American Buddhist seminary was founded by the Venerable Madawala Seelawimala (known as Bhante Seelawimala) in 1992 with the help of a small group of committed Buddhists in the San Francisco Bay Area and several senior Buddhist monks living in the United States. With his unique experience in training clergy members for various religious denominations he discovered the urgent need for training Theravada monks and lay teachers for the growing number of Theravada centers in America.
Most of the monks who are currently serving at these Theravada centers have come from Burma, Cambodia, Laos, Sri Lanka and Thailand. These monks are unfortunately not well versed in English. In many cases immigrant parents who are members of these communities have difficulty guiding their children in the Buddhist path without the support of monks who are religious leaders of the community. The monks lack sufficient background in developing communication skills with these immigrant children who are growing up in America. The monks themselves are not fully capable in assisting the parents, mainly due to the language and cultural gaps between the monks and the younger generation of Buddhists whose main language is English. It is common in these ethnic Buddhist communities that these children are gradually drifting away from Buddhism, Buddhist culture and the Temple. The basic trend is that after the first generation of immigrant Buddhists has passed on, within the second generation there will be much fewer active Buddhist followers in these immigrant families.
Earlier Buddhist immigrants, such as the Japanese and Chinese, who came to America about a century ago, found the same dilemma that Theravada immigrant Buddhists are facing today.
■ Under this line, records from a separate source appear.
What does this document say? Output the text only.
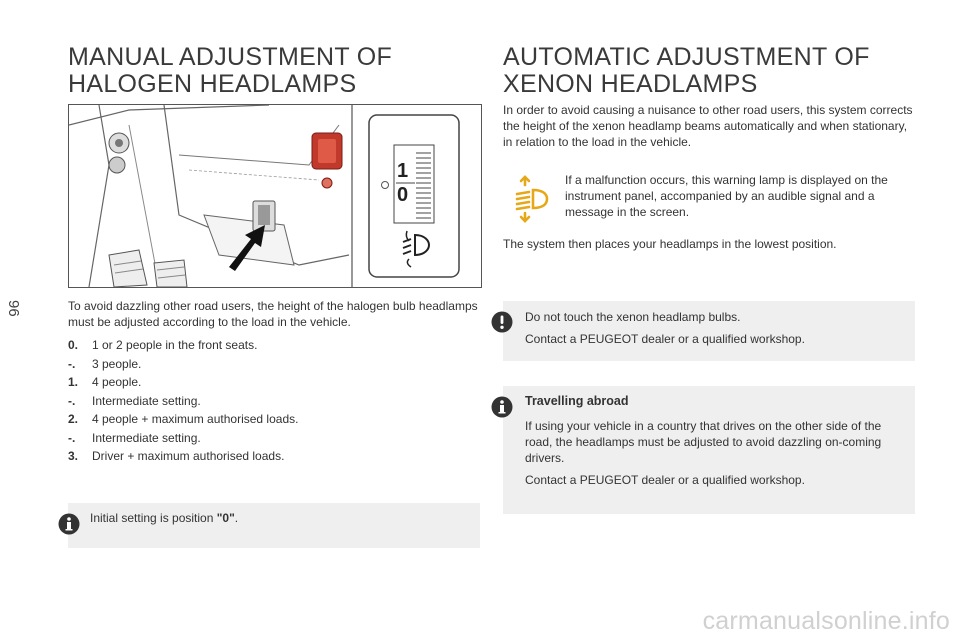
96
MANUAL ADJUSTMENT OF
HALOGEN HEADLAMPS
1
0

To avoid dazzling other road users, the height of the halogen bulb headlamps must be adjusted according to the load in the vehicle.

0.	1 or 2 people in the front seats.
-.	3 people.
1.	4 people.
-.	Intermediate setting.
2.	4 people + maximum authorised loads.
-.	Intermediate setting.
3.	Driver + maximum authorised loads.
Initial setting is position "0".
AUTOMATIC ADJUSTMENT OF
XENON HEADLAMPS

In order to avoid causing a nuisance to other road users, this system corrects the height of the xenon headlamp beams automatically and when stationary, in relation to the load in the vehicle.

If a malfunction occurs, this warning lamp is displayed on the instrument panel, accompanied by an audible signal and a message in the screen.

The system then places your headlamps in the lowest position.

Do not touch the xenon headlamp bulbs.

Contact a PEUGEOT dealer or a qualified workshop.

Travelling abroad

If using your vehicle in a country that drives on the other side of the road, the headlamps must be adjusted to avoid dazzling on-coming drivers.

Contact a PEUGEOT dealer or a qualified workshop.

carmanualsonline.info
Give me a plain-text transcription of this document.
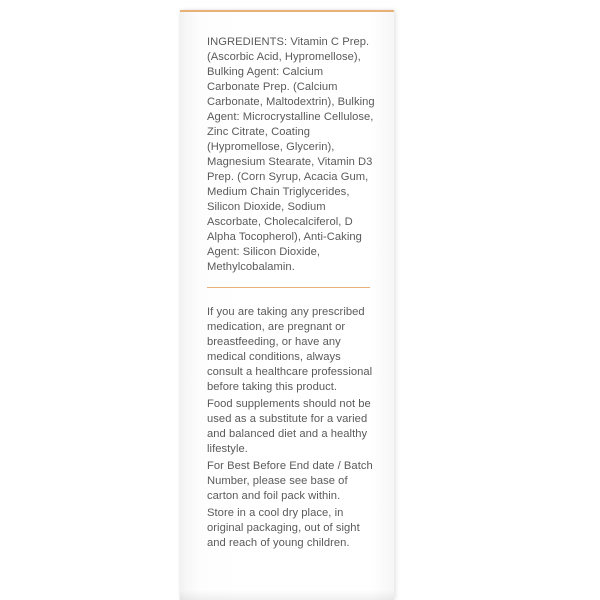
INGREDIENTS: Vitamin C Prep. (Ascorbic Acid, Hypromellose), Bulking Agent: Calcium Carbonate Prep. (Calcium Carbonate, Maltodextrin), Bulking Agent: Microcrystalline Cellulose, Zinc Citrate, Coating (Hypromellose, Glycerin), Magnesium Stearate, Vitamin D3 Prep. (Corn Syrup, Acacia Gum, Medium Chain Triglycerides, Silicon Dioxide, Sodium Ascorbate, Cholecalciferol, D Alpha Tocopherol), Anti-Caking Agent: Silicon Dioxide, Methylcobalamin.

If you are taking any prescribed medication, are pregnant or breastfeeding, or have any medical conditions, always consult a healthcare professional before taking this product.

Food supplements should not be used as a substitute for a varied and balanced diet and a healthy lifestyle.

For Best Before End date / Batch Number, please see base of carton and foil pack within.

Store in a cool dry place, in original packaging, out of sight and reach of young children.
A half a century later the early immigrants remedied this situation by establishing educational centers for training their clergy in this land itself to be effective teachers among the second generation Buddhists. ABS was established with the purpose of creating such an educational center to prepare monks/nuns and lay teachers for the Theravada Buddhist immigrants who have been arriving for about the last forty years. So far this urgent need for a training center for Theravada clergy in North America has not been fully understood by the Theravada communities in the west. Therefore, the main goal of ABS has yet to be realized.